Many former patients later reported they had not been fully informed about the nature or risks of the treatments. Some individuals experienced long-term cognitive impairment, memory loss, and psychological trauma. Public disclosure in the 1970s prompted investigations and legal claims.

==Legacy and continued use==
The controversies surrounding the institute contributed to reforms in research ethics, informed consent standards, and oversight of human experimentation. The Allan Memorial Institute remains historically associated with debates over psychiatric ethics, government-funded human research, and Cold War-era psychological experimentation.

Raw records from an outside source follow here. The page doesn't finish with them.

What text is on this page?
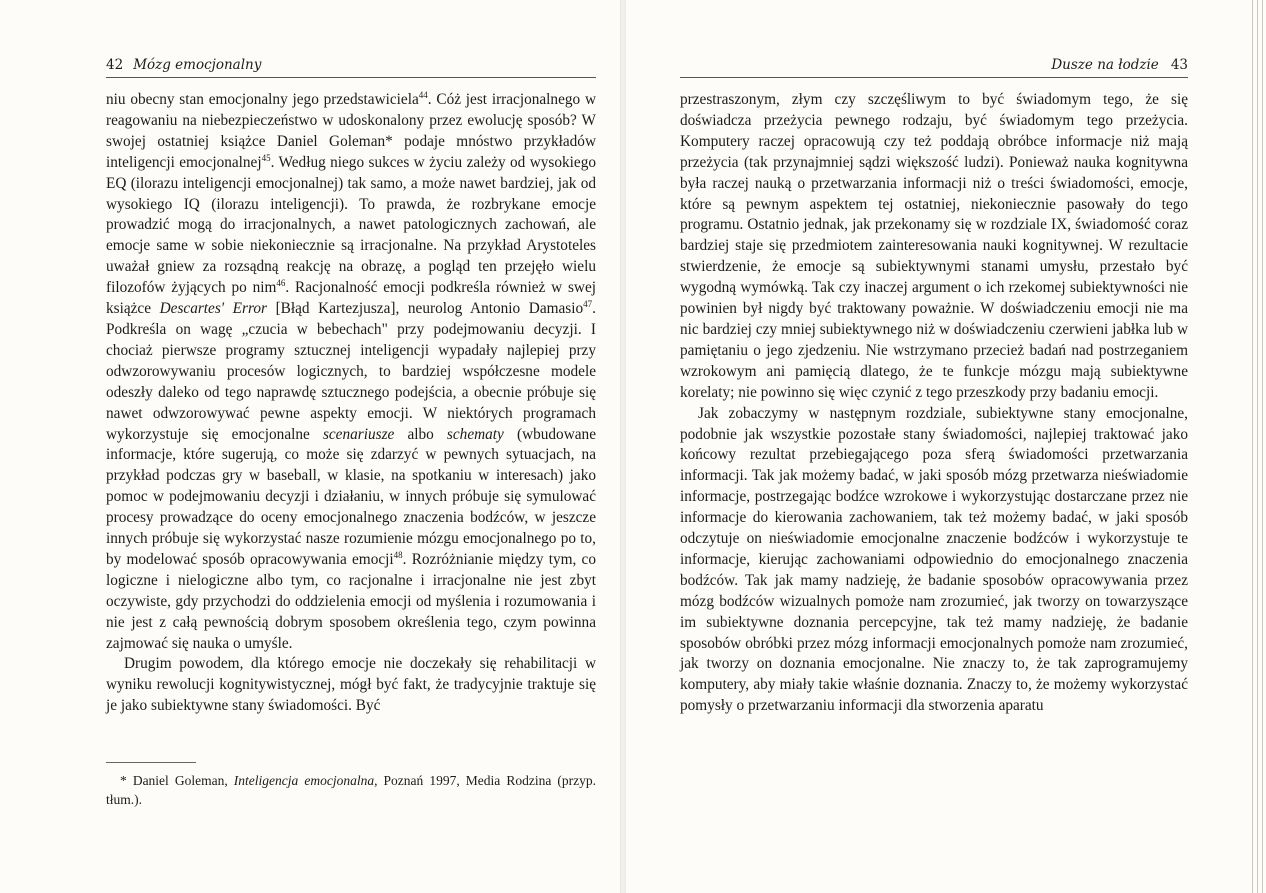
42 Mózg emocjonalny

niu obecny stan emocjonalny jego przedstawiciela$^{44}$. Cóż jest irracjonalnego w reagowaniu na niebezpieczeństwo w udoskonalony przez ewolucję sposób? W swojej ostatniej książce Daniel Goleman* podaje mnóstwo przykładów inteligencji emocjonalnej$^{45}$. Według niego sukces w życiu zależy od wysokiego EQ (ilorazu inteligencji emocjonalnej) tak samo, a może nawet bardziej, jak od wysokiego IQ (ilorazu inteligencji). To prawda, że rozbrykane emocje prowadzić mogą do irracjonalnych, a nawet patologicznych zachowań, ale emocje same w sobie niekoniecznie są irracjonalne. Na przykład Arystoteles uważał gniew za rozsądną reakcję na obrazę, a pogląd ten przejęło wielu filozofów żyjących po nim$^{46}$. Racjonalność emocji podkreśla również w swej książce Descartes' Error [Błąd Kartezjusza], neurolog Antonio Damasio$^{47}$. Podkreśla on wagę „czucia w bebechach" przy podejmowaniu decyzji. I chociaż pierwsze programy sztucznej inteligencji wypadały najlepiej przy odwzorowywaniu procesów logicznych, to bardziej współczesne modele odeszły daleko od tego naprawdę sztucznego podejścia, a obecnie próbuje się nawet odwzorowywać pewne aspekty emocji. W niektórych programach wykorzystuje się emocjonalne scenariusze albo schematy (wbudowane informacje, które sugerują, co może się zdarzyć w pewnych sytuacjach, na przykład podczas gry w baseball, w klasie, na spotkaniu w interesach) jako pomoc w podejmowaniu decyzji i działaniu, w innych próbuje się symulować procesy prowadzące do oceny emocjonalnego znaczenia bodźców, w jeszcze innych próbuje się wykorzystać nasze rozumienie mózgu emocjonalnego po to, by modelować sposób opracowywania emocji$^{48}$. Rozróżnianie między tym, co logiczne i nielogiczne albo tym, co racjonalne i irracjonalne nie jest zbyt oczywiste, gdy przychodzi do oddzielenia emocji od myślenia i rozumowania i nie jest z całą pewnością dobrym sposobem określenia tego, czym powinna zajmować się nauka o umyśle.

Drugim powodem, dla którego emocje nie doczekały się rehabilitacji w wyniku rewolucji kognitywistycznej, mógł być fakt, że tradycyjnie traktuje się je jako subiektywne stany świadomości. Być

* Daniel Goleman, Inteligencja emocjonalna, Poznań 1997, Media Rodzina (przyp. tłum.).
Dusze na łodzie 43

przestraszonym, złym czy szczęśliwym to być świadomym tego, że się doświadcza przeżycia pewnego rodzaju, być świadomym tego przeżycia. Komputery raczej opracowują czy też poddają obróbce informacje niż mają przeżycia (tak przynajmniej sądzi większość ludzi). Ponieważ nauka kognitywna była raczej nauką o przetwarzania informacji niż o treści świadomości, emocje, które są pewnym aspektem tej ostatniej, niekoniecznie pasowały do tego programu. Ostatnio jednak, jak przekonamy się w rozdziale IX, świadomość coraz bardziej staje się przedmiotem zainteresowania nauki kognitywnej. W rezultacie stwierdzenie, że emocje są subiektywnymi stanami umysłu, przestało być wygodną wymówką. Tak czy inaczej argument o ich rzekomej subiektywności nie powinien był nigdy być traktowany poważnie. W doświadczeniu emocji nie ma nic bardziej czy mniej subiektywnego niż w doświadczeniu czerwieni jabłka lub w pamiętaniu o jego zjedzeniu. Nie wstrzymano przecież badań nad postrzeganiem wzrokowym ani pamięcią dlatego, że te funkcje mózgu mają subiektywne korelaty; nie powinno się więc czynić z tego przeszkody przy badaniu emocji.

Jak zobaczymy w następnym rozdziale, subiektywne stany emocjonalne, podobnie jak wszystkie pozostałe stany świadomości, najlepiej traktować jako końcowy rezultat przebiegającego poza sferą świadomości przetwarzania informacji. Tak jak możemy badać, w jaki sposób mózg przetwarza nieświadomie informacje, postrzegając bodźce wzrokowe i wykorzystując dostarczane przez nie informacje do kierowania zachowaniem, tak też możemy badać, w jaki sposób odczytuje on nieświadomie emocjonalne znaczenie bodźców i wykorzystuje te informacje, kierując zachowaniami odpowiednio do emocjonalnego znaczenia bodźców. Tak jak mamy nadzieję, że badanie sposobów opracowywania przez mózg bodźców wizualnych pomoże nam zrozumieć, jak tworzy on towarzyszące im subiektywne doznania percepcyjne, tak też mamy nadzieję, że badanie sposobów obróbki przez mózg informacji emocjonalnych pomoże nam zrozumieć, jak tworzy on doznania emocjonalne. Nie znaczy to, że tak zaprogramujemy komputery, aby miały takie właśnie doznania. Znaczy to, że możemy wykorzystać pomysły o przetwarzaniu informacji dla stworzenia aparatu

Named in memory of Sir Hugh Allan, whose former mansion, Ravenscrag, it occupies, the building is situated on the slope of Mount Royal on the McGill University downtown campus, in what used to be known as the Golden Square Mile. Its use as a psychiatric hospital ceased in 2015, when a new, modern psychiatry department was opened at the Montreal General Hospital.

The institute's practices are discussed in the 1995 Adam Curtis documentary series The Living Dead.